A survey by buy to let lender Lindsay says over a third of landlords will stop investing in their existing properties and more may withdraw from the sector. 

And roughly one in six landlords (16%) say they will sell all their rental properties if the Renters Rights Bill goes through – meaning approximately 750,000 properties across England would drop out of the sector.  Approximately one in eight (12%) landlords admitted they would bend the rules to keep rents at a reasonable market level.

The Renters Rights Bill, due to become law this year, introduces stricter controls on rent increases, requiring landlords to give a two-month lead time – and tenants gain the right to challenge rent increases through tribunals.

Landbay asked landlords, ‘How will you react when rent caps are introduced?’.  More than a third of those polled (37%) told said they would stop investing in their properties.
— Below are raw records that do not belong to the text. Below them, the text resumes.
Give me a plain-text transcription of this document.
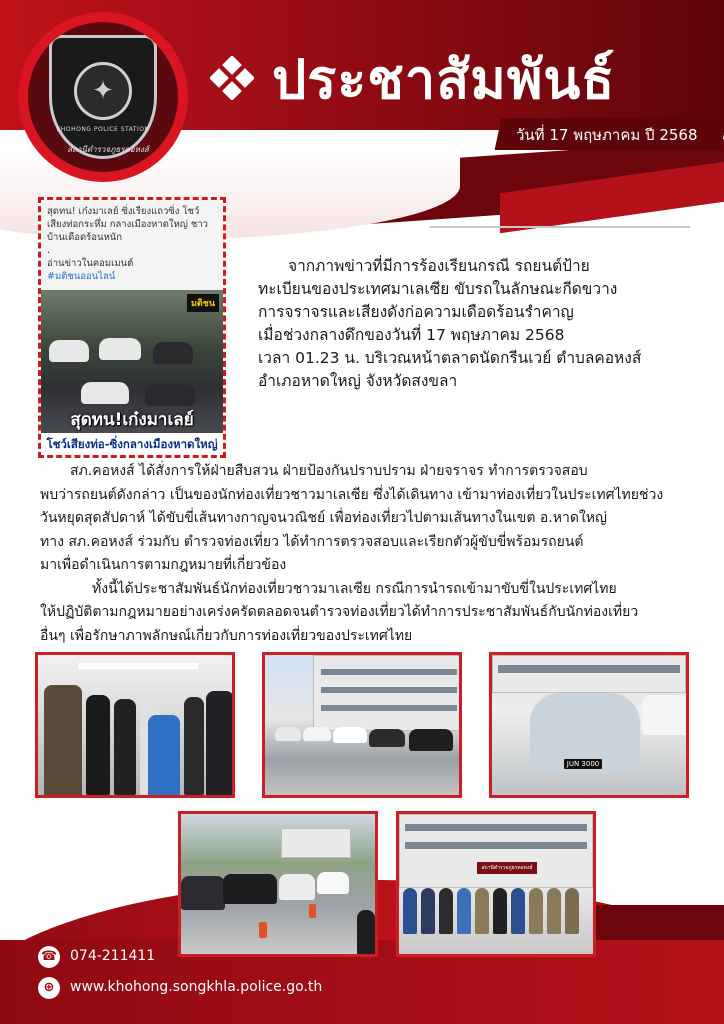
✦
KHOHONG POLICE STATION
สถานีตำรวจภูธรคอหงส์
ประชาสัมพันธ์
วันที่ 17 พฤษภาคม ปี 2568
สุดทน! เก๋งมาเลย์ ซิ่งเรียงแถวซิ่ง โชว์เสียงท่อกระหึ่ม กลางเมืองหาดใหญ่ ชาวบ้านเดือดร้อนหนัก
.
อ่านข่าวในคอมเมนต์
#มติชนออนไลน์
มติชน
สุดทน!เก๋งมาเลย์
โชว์เสียงท่อ-ซิ่งกลางเมืองหาดใหญ่

จากภาพข่าวที่มีการร้องเรียนกรณี รถยนต์ป้าย

ทะเบียนของประเทศมาเลเซีย ขับรถในลักษณะกีดขวาง

การจราจรและเสียงดังก่อความเดือดร้อนรำคาญ

เมื่อช่วงกลางดึกของวันที่ 17 พฤษภาคม 2568

เวลา 01.23 น. บริเวณหน้าตลาดนัดกรีนเวย์ ตำบลคอหงส์

อำเภอหาดใหญ่ จังหวัดสงขลา

สภ.คอหงส์ ได้สั่งการให้ฝ่ายสืบสวน ฝ่ายป้องกันปราบปราม ฝ่ายจราจร ทำการตรวจสอบ

พบว่ารถยนต์ดังกล่าว เป็นของนักท่องเที่ยวชาวมาเลเซีย ซึ่งได้เดินทาง เข้ามาท่องเที่ยวในประเทศไทยช่วง

วันหยุดสุดสัปดาห์ ได้ขับขี่เส้นทางกาญจนวณิชย์ เพื่อท่องเที่ยวไปตามเส้นทางในเขต อ.หาดใหญ่

ทาง สภ.คอหงส์ ร่วมกับ ตำรวจท่องเที่ยว ได้ทำการตรวจสอบและเรียกตัวผู้ขับขี่พร้อมรถยนต์

มาเพื่อดำเนินการตามกฎหมายที่เกี่ยวข้อง

ทั้งนี้ได้ประชาสัมพันธ์นักท่องเที่ยวชาวมาเลเซีย กรณีการนำรถเข้ามาขับขี่ในประเทศไทย

ให้ปฏิบัติตามกฎหมายอย่างเคร่งครัดตลอดจนตำรวจท่องเที่ยวได้ทำการประชาสัมพันธ์กับนักท่องเที่ยว

อื่นๆ เพื่อรักษาภาพลักษณ์เกี่ยวกับการท่องเที่ยวของประเทศไทย

JUN 3000
สถานีตำรวจภูธรคอหงส์
☎ 074-211411
⊕	www.khohong.songkhla.police.go.th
Landbay’s research suggests that this could mean 1.75m properties will no longer enjoy the levels of investment they currently do were the Renters Rights Bill to become law.

Rob Stanton, sales and distribution director at Landbay, says: “It’s really important that we go into the Bill with our eyes open.  Rent control always has unintended consequences – and let’s be frank, that is exactly what we are signing up for with the Renters Rights Bill.  We can see it in areas that have adopted it like Berlin, New York, and San Francisco.  

“Trying to manipulate the market will lead to landlords leaving their properties untouched and not investing in them, potentially, lowering the quality of the housing stock.  In a free market, rents reflect demand and scarcity.  That will no longer be the case when the Bill comes in.”

Five years ago, the Berlin parliament voted to freeze rents in Berlin for five years, with rents controlled both within and between tenancies.  The rental market was distorted.  Landlords withdrew from the market (the number of classified ads for rental properties fell by more than half).  Some landlords converted their rental properties into owner-occupied units; some modernised their properties to qualify for exemptions; some sold up altogether; others left properties vacant, in the hope that regulations would be reversed.  

New construction slowed as the sector became less attractive to invest in.  Existing tenants stuck to their rent-capped apartments and the reduction in the supply made it harder for newcomers and young renters to find a new flat.

In New York City, some apartments have their rents capped by a board and a black market for lettings is a feature of the local market there, too.  Rental caps have spawned workarounds—illegal sublets and under-the-table payments for stabilised leases known as “key money”.  Anecdotal evidence suggests a shadow, two-tier market filling the gap between capped supply and desperate demand.

In San Francisco, rent control has discouraged landlords from building.  One study found rent control reduced the supply of rental housing in the city by about 15 per cent.